Individual lawmakers have presented a variety of proposals to replace ObamaCare, but the GOP is trying to rally around a single replacement for the first time. That plan is likely to feature long-standing Republican proposals on healthcare, like the expansion of health savings accounts, allowing people to buy insurance across state lines and the use of high-risk insurance pools to allow people with pre-existing conditions to access affordable insurance policies.
But the party is still trying to reconcile differences among the various approaches, and it must grapple with the disruption a new system could create for the millions of people who have used ObamaCare to enroll in Medicaid or sign up for insurance under its state and federal exchanges.
Cantor, along with Majority Whip Kevin McCarthy (R-Calif.) and the conference chairwoman, Rep. Cathy McMorris Rodgers (Wash.), have been meeting with committee leaders and other lawmakers on the project. Across the Capitol, Sens. Tom Coburn (R-Okla.), Orrin Hatch (R-Utah) and Richard Burr (R-N.C.) have already released their own plan.
And other Republicans, including Ryan and Sen. Marco Rubio (Fla.), may draft separate proposals as well.
While nearly every Republican in Congress remains publicly committed to repealing ObamaCare, outside healthcare experts say the party must recognize the reality that with so much of it in place, the law is unlikely to be fully scrapped, and almost certainly not before 2017.
“The word repeal will likely come to mean changing its function and ideology more than a wholesale capacity to revert to the state pre-[Affordable Care Act],” said Mike Leavitt, a former Utah governor and health secretary who advised GOP presidential nominee Mitt Romney’s campaign. “They won’t be able to go back and legislate from 2009.”
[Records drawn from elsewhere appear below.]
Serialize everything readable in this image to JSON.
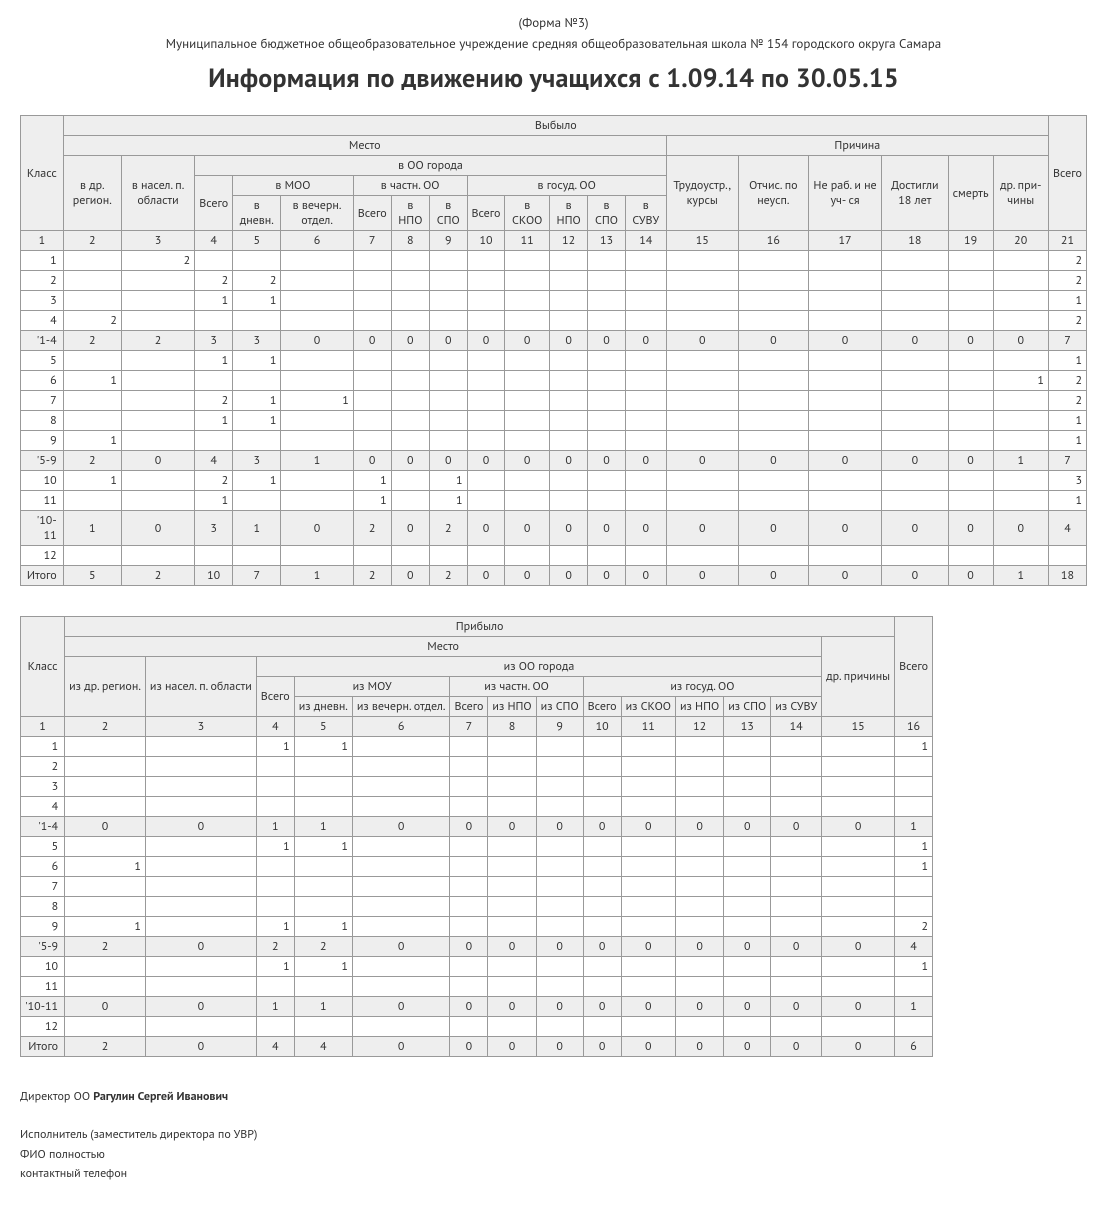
{
  "header": {
    "form_no": "(Форма №3)",
    "org": "Муниципальное бюджетное общеобразовательное учреждение средняя общеобразовательная школа № 154 городского округа Самара",
    "title": "Информация по движению учащихся с 1.09.14 по 30.05.15"
  },
  "table1": {
    "caption_top": "Выбыло",
    "caption_place": "Место",
    "caption_reason": "Причина",
    "caption_city": "в ОО города",
    "h": {
      "klass": "Класс",
      "region": "в др. реги­он.",
      "selo": "в на­сел. п. обл­асти",
      "vsego_moo": "Всего",
      "moo": "в МОО",
      "dnevn": "в дневн.",
      "vecher": "в вечерн. отдел.",
      "chast": "в частн. ОО",
      "vsego_ch": "Всего",
      "npo_ch": "в НПО",
      "spo_ch": "в СПО",
      "gos": "в госуд. ОО",
      "vsego_g": "Всего",
      "skoo": "в СКОО",
      "npo_g": "в НПО",
      "spo_g": "в СПО",
      "suvu": "в СУВУ",
      "trud": "Тру­до­устр., кур­сы",
      "otch": "От­чис. по неусп.",
      "nerab": "Не раб. и не уч- ся",
      "dost18": "Дос­тиг­ли 18 лет",
      "smert": "смерть",
      "dr": "др. при­чи­ны",
      "vsego": "Всего"
    },
    "colnums": [
      "1",
      "2",
      "3",
      "4",
      "5",
      "6",
      "7",
      "8",
      "9",
      "10",
      "11",
      "12",
      "13",
      "14",
      "15",
      "16",
      "17",
      "18",
      "19",
      "20",
      "21"
    ],
    "rows": [
      {
        "k": "1",
        "c": [
          "",
          "2",
          "",
          "",
          "",
          "",
          "",
          "",
          "",
          "",
          "",
          "",
          "",
          "",
          "",
          "",
          "",
          "",
          "",
          "2"
        ]
      },
      {
        "k": "2",
        "c": [
          "",
          "",
          "2",
          "2",
          "",
          "",
          "",
          "",
          "",
          "",
          "",
          "",
          "",
          "",
          "",
          "",
          "",
          "",
          "",
          "2"
        ]
      },
      {
        "k": "3",
        "c": [
          "",
          "",
          "1",
          "1",
          "",
          "",
          "",
          "",
          "",
          "",
          "",
          "",
          "",
          "",
          "",
          "",
          "",
          "",
          "",
          "1"
        ]
      },
      {
        "k": "4",
        "c": [
          "2",
          "",
          "",
          "",
          "",
          "",
          "",
          "",
          "",
          "",
          "",
          "",
          "",
          "",
          "",
          "",
          "",
          "",
          "",
          "2"
        ]
      },
      {
        "k": "'1-4",
        "sub": true,
        "c": [
          "2",
          "2",
          "3",
          "3",
          "0",
          "0",
          "0",
          "0",
          "0",
          "0",
          "0",
          "0",
          "0",
          "0",
          "0",
          "0",
          "0",
          "0",
          "0",
          "7"
        ]
      },
      {
        "k": "5",
        "c": [
          "",
          "",
          "1",
          "1",
          "",
          "",
          "",
          "",
          "",
          "",
          "",
          "",
          "",
          "",
          "",
          "",
          "",
          "",
          "",
          "1"
        ]
      },
      {
        "k": "6",
        "c": [
          "1",
          "",
          "",
          "",
          "",
          "",
          "",
          "",
          "",
          "",
          "",
          "",
          "",
          "",
          "",
          "",
          "",
          "",
          "1",
          "2"
        ]
      },
      {
        "k": "7",
        "c": [
          "",
          "",
          "2",
          "1",
          "1",
          "",
          "",
          "",
          "",
          "",
          "",
          "",
          "",
          "",
          "",
          "",
          "",
          "",
          "",
          "2"
        ]
      },
      {
        "k": "8",
        "c": [
          "",
          "",
          "1",
          "1",
          "",
          "",
          "",
          "",
          "",
          "",
          "",
          "",
          "",
          "",
          "",
          "",
          "",
          "",
          "",
          "1"
        ]
      },
      {
        "k": "9",
        "c": [
          "1",
          "",
          "",
          "",
          "",
          "",
          "",
          "",
          "",
          "",
          "",
          "",
          "",
          "",
          "",
          "",
          "",
          "",
          "",
          "1"
        ]
      },
      {
        "k": "'5-9",
        "sub": true,
        "c": [
          "2",
          "0",
          "4",
          "3",
          "1",
          "0",
          "0",
          "0",
          "0",
          "0",
          "0",
          "0",
          "0",
          "0",
          "0",
          "0",
          "0",
          "0",
          "1",
          "7"
        ]
      },
      {
        "k": "10",
        "c": [
          "1",
          "",
          "2",
          "1",
          "",
          "1",
          "",
          "1",
          "",
          "",
          "",
          "",
          "",
          "",
          "",
          "",
          "",
          "",
          "",
          "3"
        ]
      },
      {
        "k": "11",
        "c": [
          "",
          "",
          "1",
          "",
          "",
          "1",
          "",
          "1",
          "",
          "",
          "",
          "",
          "",
          "",
          "",
          "",
          "",
          "",
          "",
          "1"
        ]
      },
      {
        "k": "'10-11",
        "sub": true,
        "c": [
          "1",
          "0",
          "3",
          "1",
          "0",
          "2",
          "0",
          "2",
          "0",
          "0",
          "0",
          "0",
          "0",
          "0",
          "0",
          "0",
          "0",
          "0",
          "0",
          "4"
        ]
      },
      {
        "k": "12",
        "c": [
          "",
          "",
          "",
          "",
          "",
          "",
          "",
          "",
          "",
          "",
          "",
          "",
          "",
          "",
          "",
          "",
          "",
          "",
          "",
          ""
        ]
      },
      {
        "k": "Итого",
        "tot": true,
        "c": [
          "5",
          "2",
          "10",
          "7",
          "1",
          "2",
          "0",
          "2",
          "0",
          "0",
          "0",
          "0",
          "0",
          "0",
          "0",
          "0",
          "0",
          "0",
          "1",
          "18"
        ]
      }
    ]
  },
  "table2": {
    "caption_top": "Прибыло",
    "caption_place": "Место",
    "caption_city": "из ОО города",
    "h": {
      "klass": "Класс",
      "region": "из др. ре­ги­он.",
      "selo": "из на­сел. п. об­ласти",
      "vsego_moo": "Всего",
      "moo": "из МОУ",
      "dnevn": "из дневн.",
      "vecher": "из вечерн. отдел.",
      "chast": "из частн. ОО",
      "vsego_ch": "Всего",
      "npo_ch": "из НПО",
      "spo_ch": "из СПО",
      "gos": "из госуд. ОО",
      "vsego_g": "Всего",
      "skoo": "из СКОО",
      "npo_g": "из НПО",
      "spo_g": "из СПО",
      "suvu": "из СУВУ",
      "dr": "др. при­чи­ны",
      "vsego": "Всего"
    },
    "colnums": [
      "1",
      "2",
      "3",
      "4",
      "5",
      "6",
      "7",
      "8",
      "9",
      "10",
      "11",
      "12",
      "13",
      "14",
      "15",
      "16"
    ],
    "rows": [
      {
        "k": "1",
        "c": [
          "",
          "",
          "1",
          "1",
          "",
          "",
          "",
          "",
          "",
          "",
          "",
          "",
          "",
          "",
          "1"
        ]
      },
      {
        "k": "2",
        "c": [
          "",
          "",
          "",
          "",
          "",
          "",
          "",
          "",
          "",
          "",
          "",
          "",
          "",
          "",
          ""
        ]
      },
      {
        "k": "3",
        "c": [
          "",
          "",
          "",
          "",
          "",
          "",
          "",
          "",
          "",
          "",
          "",
          "",
          "",
          "",
          ""
        ]
      },
      {
        "k": "4",
        "c": [
          "",
          "",
          "",
          "",
          "",
          "",
          "",
          "",
          "",
          "",
          "",
          "",
          "",
          "",
          ""
        ]
      },
      {
        "k": "'1-4",
        "sub": true,
        "c": [
          "0",
          "0",
          "1",
          "1",
          "0",
          "0",
          "0",
          "0",
          "0",
          "0",
          "0",
          "0",
          "0",
          "0",
          "1"
        ]
      },
      {
        "k": "5",
        "c": [
          "",
          "",
          "1",
          "1",
          "",
          "",
          "",
          "",
          "",
          "",
          "",
          "",
          "",
          "",
          "1"
        ]
      },
      {
        "k": "6",
        "c": [
          "1",
          "",
          "",
          "",
          "",
          "",
          "",
          "",
          "",
          "",
          "",
          "",
          "",
          "",
          "1"
        ]
      },
      {
        "k": "7",
        "c": [
          "",
          "",
          "",
          "",
          "",
          "",
          "",
          "",
          "",
          "",
          "",
          "",
          "",
          "",
          ""
        ]
      },
      {
        "k": "8",
        "c": [
          "",
          "",
          "",
          "",
          "",
          "",
          "",
          "",
          "",
          "",
          "",
          "",
          "",
          "",
          ""
        ]
      },
      {
        "k": "9",
        "c": [
          "1",
          "",
          "1",
          "1",
          "",
          "",
          "",
          "",
          "",
          "",
          "",
          "",
          "",
          "",
          "2"
        ]
      },
      {
        "k": "'5-9",
        "sub": true,
        "c": [
          "2",
          "0",
          "2",
          "2",
          "0",
          "0",
          "0",
          "0",
          "0",
          "0",
          "0",
          "0",
          "0",
          "0",
          "4"
        ]
      },
      {
        "k": "10",
        "c": [
          "",
          "",
          "1",
          "1",
          "",
          "",
          "",
          "",
          "",
          "",
          "",
          "",
          "",
          "",
          "1"
        ]
      },
      {
        "k": "11",
        "c": [
          "",
          "",
          "",
          "",
          "",
          "",
          "",
          "",
          "",
          "",
          "",
          "",
          "",
          "",
          ""
        ]
      },
      {
        "k": "'10-11",
        "sub": true,
        "c": [
          "0",
          "0",
          "1",
          "1",
          "0",
          "0",
          "0",
          "0",
          "0",
          "0",
          "0",
          "0",
          "0",
          "0",
          "1"
        ]
      },
      {
        "k": "12",
        "c": [
          "",
          "",
          "",
          "",
          "",
          "",
          "",
          "",
          "",
          "",
          "",
          "",
          "",
          "",
          ""
        ]
      },
      {
        "k": "Итого",
        "tot": true,
        "c": [
          "2",
          "0",
          "4",
          "4",
          "0",
          "0",
          "0",
          "0",
          "0",
          "0",
          "0",
          "0",
          "0",
          "0",
          "6"
        ]
      }
    ]
  },
  "footer": {
    "l1a": "Директор ОО ",
    "l1b": "Рагулин Сергей Иванович",
    "l2": "Исполнитель (заместитель директора по УВР)",
    "l3": "ФИО полностью",
    "l4": "контактный телефон"
  }
}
Avik Roy, another former Romney adviser who is now a senior fellow at the Manhattan Institute, said it remains possible Obama-Care will be fully repealed. But a better option for Republicans, he said, is to keep the law’s insurance exchanges but overhaul them so they are more market-oriented and can accommodate people who are currently on Medicare or Medicaid, a shift that he said would make those programs more fiscally sustainable.
“I don’t necessarily think the law is invulnerable to repeal and replace,” Roy said. But, he added, “on the range of possibilities, I believe it to be improbable.”